Jackie mentions a way to use ‘decoy’ plants to attract the birds to, so they don’t eat your tomatoes – I love the sound of this. The back of the book reads:
‘You don’t need to water your garden! Or weed, prune, spray or dig it.... at least, not if you throw out the old European ideas of gardening, and design a growing system that suits Australian conditions.’
Well, with soil resembling our gravel road, and a pronounced dry season of around 4-5 months, this sounds like me. Traditionally in our plant nursery, when building gardens for motherstock plants, we bring in a trailer load of our home-made compost, dump it on top of the rock layer, and plant straight in the compost. We use whatever we can in our compost pile, which is a huge affair of around 3m high and 5 meters wide. We need a big loader to turn it!
All plant material from the nursery goes in this pile, plus the old soil from pot plants which are being re-potted or have died. We like to put the old soil in it as well, as it not only replenishes it with nutrients, it also kills seeds, weeds, diseases and spores due to the piles getting very hot. The compost process heats it up so you can see s
team come of it!
My ride-on collections (leaves and grass, sometimes bits of rock....) go straight on top of the garden as mulch, but any sticks or fronds I come across on the way go in the compost pile, and of course all the vegie scraps. This makes a beautiful, rich compost and plants love it. However, it is a mission, and plants do still need a lot of water (a lot of them being tropical plants and edibles) so I’m always up for suggestions as to how to make it easier for ourselves.

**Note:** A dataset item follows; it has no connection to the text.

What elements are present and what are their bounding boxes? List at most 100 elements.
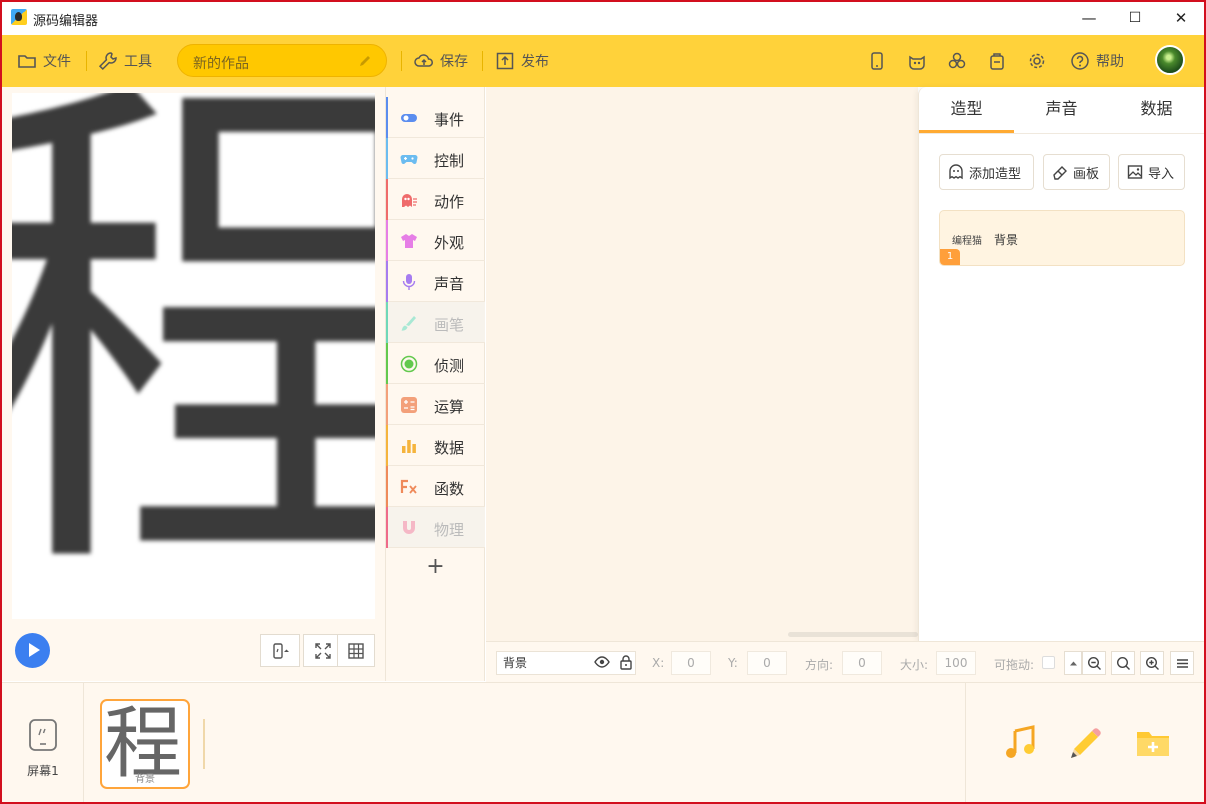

I have also not been very successful in growing fruit trees and vegies so I’m hoping this book will help me do that, and turn this property into the paradise I’ve envisaged for it. Not that it isn’t already good, it’s a dream, but you can always have more food, more fruit, more wildlife & birds, and more plants! I’m looking forward to growing some of the rarer fruits & bush tucker trees, like Jaboticaba’s, Chocolate Pudding Fruit (Black Sapote), Mangosteen (already successfully growing 5 Mangosteen trees, but hoping to have them grow even better), Tamarillo’s, Galangal Ginger etc.
Thanks for going on this journey with me, I hope you’ll enjoy it and I hope I’ll learn some things that I can share with you.